Im vergangenen Jahr haben die Jugendämter in Deutschland so viele Kindeswohlgefährdungen festgestellt wie noch nie zuvor seit Einführung einer entsprechenden Statistik 2012. Das Statistische Bundesamt meldete am Mittwoch in Wiesbaden fast 60.600 Fälle, rund neun Prozent mehr als 2019. Neben einer zunehmenden Sensibilisierung der Bevölkerung für den Kinderschutz könnten im Corona-Jahr 2020 auch
die Belastungen von Familien infolge der Kontaktbeschränkungen ein Grund für die Zunahme gewesen sein, hieß es.
Zugleich sei nicht auszuschließen, dass ein Teil der Fälle etwa wegen vorübergehender Schulschließungen oder Besuchseinschränkungen für Verwandte und Bekannte unentdeckt geblieben ist.

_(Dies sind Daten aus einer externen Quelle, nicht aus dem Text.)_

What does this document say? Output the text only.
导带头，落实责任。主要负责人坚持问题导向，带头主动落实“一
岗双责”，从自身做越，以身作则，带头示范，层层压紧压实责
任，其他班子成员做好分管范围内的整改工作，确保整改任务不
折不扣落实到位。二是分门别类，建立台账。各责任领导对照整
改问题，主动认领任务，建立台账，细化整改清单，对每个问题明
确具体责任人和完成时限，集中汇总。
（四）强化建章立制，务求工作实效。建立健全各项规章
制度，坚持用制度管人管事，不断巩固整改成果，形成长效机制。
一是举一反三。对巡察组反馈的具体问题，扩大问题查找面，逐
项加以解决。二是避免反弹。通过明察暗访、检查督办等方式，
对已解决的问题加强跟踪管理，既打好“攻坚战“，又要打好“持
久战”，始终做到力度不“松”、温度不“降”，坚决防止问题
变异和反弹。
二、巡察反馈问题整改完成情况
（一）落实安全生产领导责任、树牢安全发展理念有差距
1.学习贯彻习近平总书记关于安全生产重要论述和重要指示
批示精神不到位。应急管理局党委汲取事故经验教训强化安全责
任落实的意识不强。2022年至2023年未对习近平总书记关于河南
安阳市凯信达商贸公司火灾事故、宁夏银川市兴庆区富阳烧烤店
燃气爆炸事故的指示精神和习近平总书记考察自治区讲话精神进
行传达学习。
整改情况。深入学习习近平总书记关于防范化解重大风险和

Bundesweit prüften die Jugendämter im Jahr 2020 knapp 194.500 Verdachtsmeldungen, das waren zwölf Prozent mehr als 2019. Bereits in den beiden Jahren zuvor war die Zahl der festgestellten Kindeswohlgefährdungen um jeweils zehn Prozent gestiegen. 2020 war etwa jedes zweite betroffene Kind jünger als acht Jahre (51 Prozent)

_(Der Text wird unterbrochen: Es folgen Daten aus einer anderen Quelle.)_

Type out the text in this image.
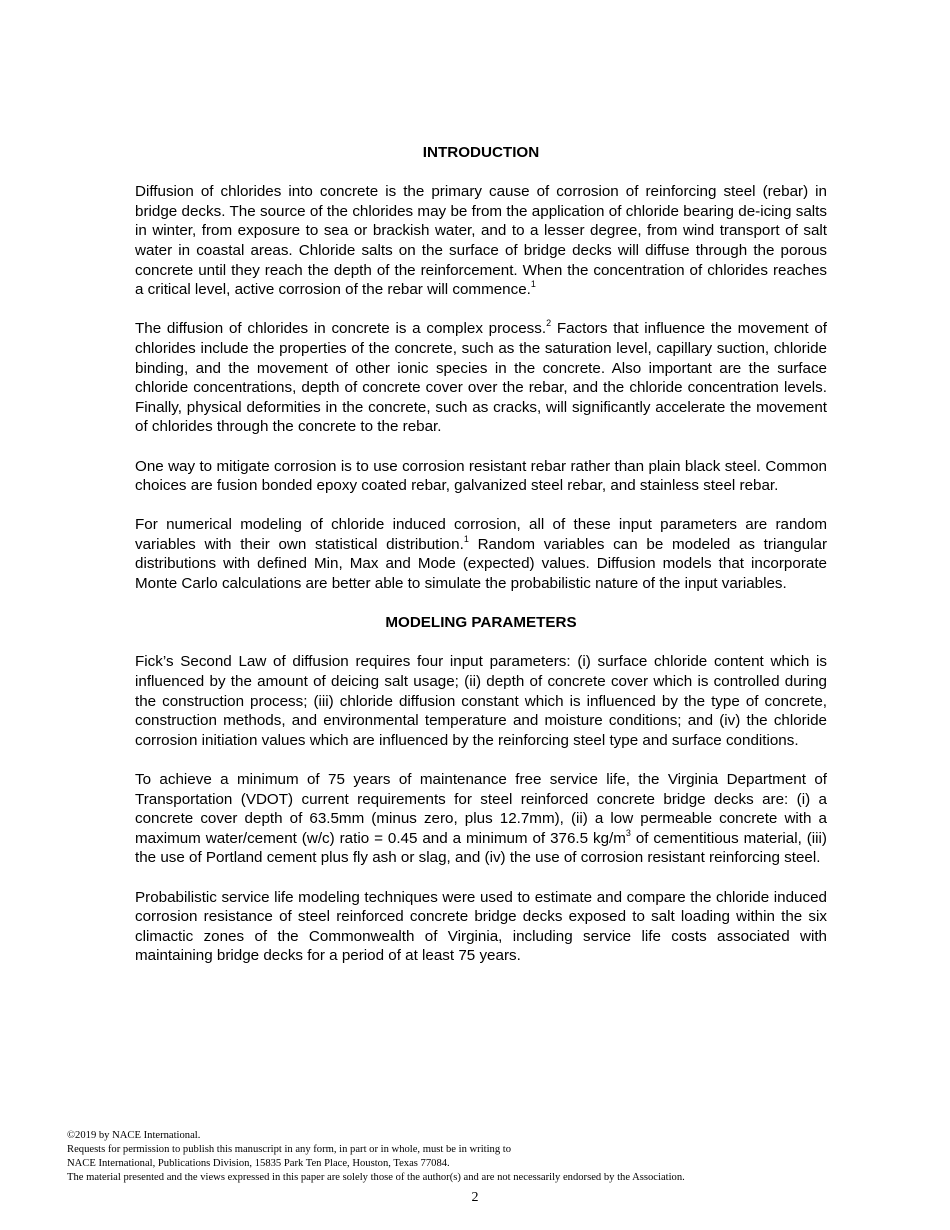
INTRODUCTION

Diffusion of chlorides into concrete is the primary cause of corrosion of reinforcing steel (rebar) in bridge decks. The source of the chlorides may be from the application of chloride bearing de-icing salts in winter, from exposure to sea or brackish water, and to a lesser degree, from wind transport of salt water in coastal areas. Chloride salts on the surface of bridge decks will diffuse through the porous concrete until they reach the depth of the reinforcement. When the concentration of chlorides reaches a critical level, active corrosion of the rebar will commence.$^1$

The diffusion of chlorides in concrete is a complex process.$^2$ Factors that influence the movement of chlorides include the properties of the concrete, such as the saturation level, capillary suction, chloride binding, and the movement of other ionic species in the concrete. Also important are the surface chloride concentrations, depth of concrete cover over the rebar, and the chloride concentration levels. Finally, physical deformities in the concrete, such as cracks, will significantly accelerate the movement of chlorides through the concrete to the rebar.

One way to mitigate corrosion is to use corrosion resistant rebar rather than plain black steel. Common choices are fusion bonded epoxy coated rebar, galvanized steel rebar, and stainless steel rebar.

For numerical modeling of chloride induced corrosion, all of these input parameters are random variables with their own statistical distribution.$^1$ Random variables can be modeled as triangular distributions with defined Min, Max and Mode (expected) values. Diffusion models that incorporate Monte Carlo calculations are better able to simulate the probabilistic nature of the input variables.

MODELING PARAMETERS

Fick’s Second Law of diffusion requires four input parameters: (i) surface chloride content which is influenced by the amount of deicing salt usage; (ii) depth of concrete cover which is controlled during the construction process; (iii) chloride diffusion constant which is influenced by the type of concrete, construction methods, and environmental temperature and moisture conditions; and (iv) the chloride corrosion initiation values which are influenced by the reinforcing steel type and surface conditions.

To achieve a minimum of 75 years of maintenance free service life, the Virginia Department of Transportation (VDOT) current requirements for steel reinforced concrete bridge decks are: (i) a concrete cover depth of 63.5mm (minus zero, plus 12.7mm), (ii) a low permeable concrete with a maximum water/cement (w/c) ratio = 0.45 and a minimum of 376.5 $kg/m^3$ of cementitious material, (iii) the use of Portland cement plus fly ash or slag, and (iv) the use of corrosion resistant reinforcing steel.

Probabilistic service life modeling techniques were used to estimate and compare the chloride induced corrosion resistance of steel reinforced concrete bridge decks exposed to salt loading within the six climactic zones of the Commonwealth of Virginia, including service life costs associated with maintaining bridge decks for a period of at least 75 years.

©2019 by NACE International.
Requests for permission to publish this manuscript in any form, in part or in whole, must be in writing to
NACE International, Publications Division, 15835 Park Ten Place, Houston, Texas 77084.
The material presented and the views expressed in this paper are solely those of the author(s) and are not necessarily endorsed by the Association.
2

und jedes dritte jünger als fünf Jahre (33 Prozent). Etwa die Hälfte (49 Prozent) der betroffenen Jungen und Mädchen hatte zum Zeitpunkt der Gefährdungseinschätzung bereits eine Leistung der Kinder- und Jugendhilfe in Anspruch genommen.

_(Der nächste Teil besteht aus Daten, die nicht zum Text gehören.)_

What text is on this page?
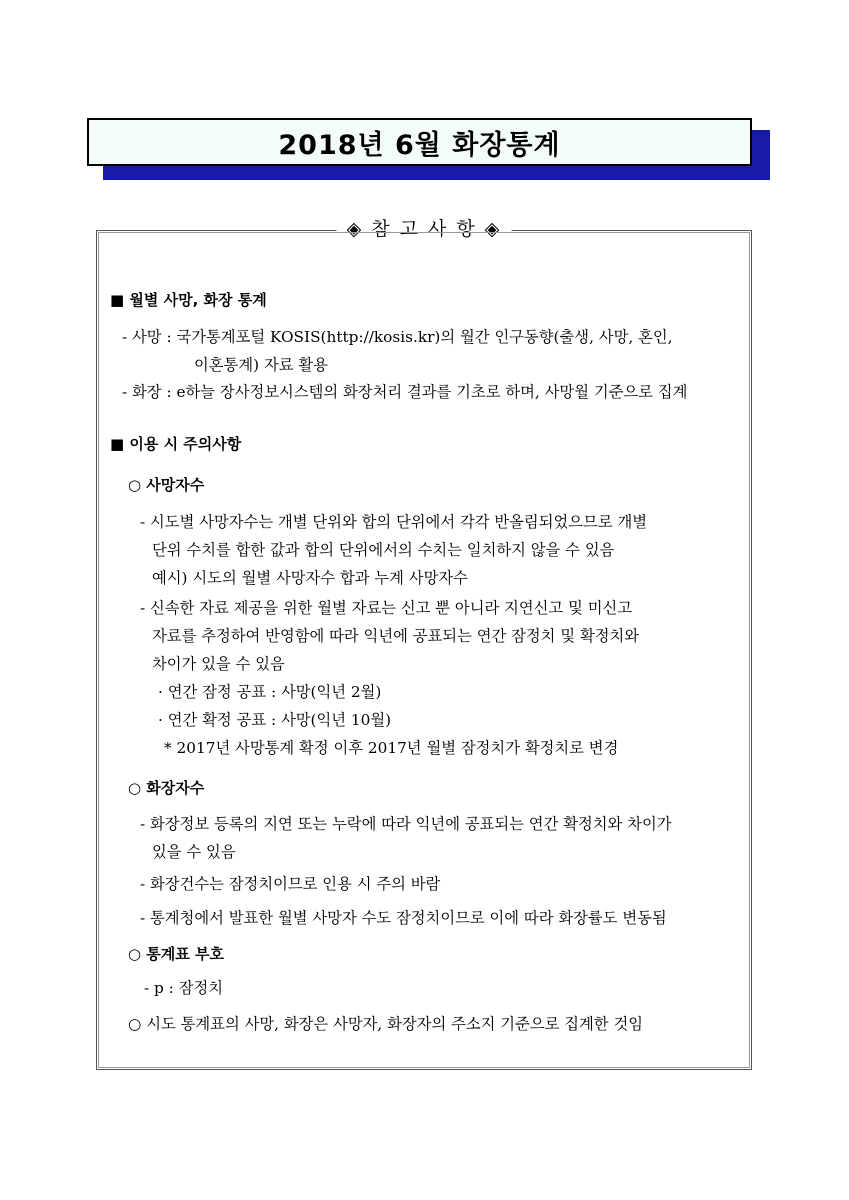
2018년 6월 화장통계
◈ 참 고 사 항 ◈
■ 월별 사망, 화장 통계
- 사망 : 국가통계포털 KOSIS(http://kosis.kr)의 월간 인구동향(출생, 사망, 혼인,
이혼통계) 자료 활용
- 화장 : e하늘 장사정보시스템의 화장처리 결과를 기초로 하며, 사망월 기준으로 집계
■ 이용 시 주의사항
○ 사망자수
- 시도별 사망자수는 개별 단위와 합의 단위에서 각각 반올림되었으므로 개별
단위 수치를 합한 값과 합의 단위에서의 수치는 일치하지 않을 수 있음
예시) 시도의 월별 사망자수 합과 누계 사망자수
- 신속한 자료 제공을 위한 월별 자료는 신고 뿐 아니라 지연신고 및 미신고
자료를 추정하여 반영함에 따라 익년에 공표되는 연간 잠정치 및 확정치와
차이가 있을 수 있음
· 연간 잠정 공표 : 사망(익년 2월)
· 연간 확정 공표 : 사망(익년 10월)
* 2017년 사망통계 확정 이후 2017년 월별 잠정치가 확정치로 변경
○ 화장자수
- 화장정보 등록의 지연 또는 누락에 따라 익년에 공표되는 연간 확정치와 차이가
있을 수 있음
- 화장건수는 잠정치이므로 인용 시 주의 바람
- 통계청에서 발표한 월별 사망자 수도 잠정치이므로 이에 따라 화장률도 변동됨
○ 통계표 부호
- p : 잠정치
○ 시도 통계표의 사망, 화장은 사망자, 화장자의 주소지 기준으로 집계한 것임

Die meisten der rund betroffenen 60.600 Kinder wiesen Anzeichen von Vernachlässigung auf (58 Prozent). Bei rund einem Drittel aller Fälle (34 Prozent) wurden Hinweise auf psychische Misshandlungen beispielsweise in Form von Demütigungen, Einschüchterungen und
Isolierung gefunden. In etwas mehr als einem Viertel (26 Prozent) der Fälle gab es Indizien für körperliche Misshandlungen und in fünf Prozent Anzeichen für sexuelle Gewalt.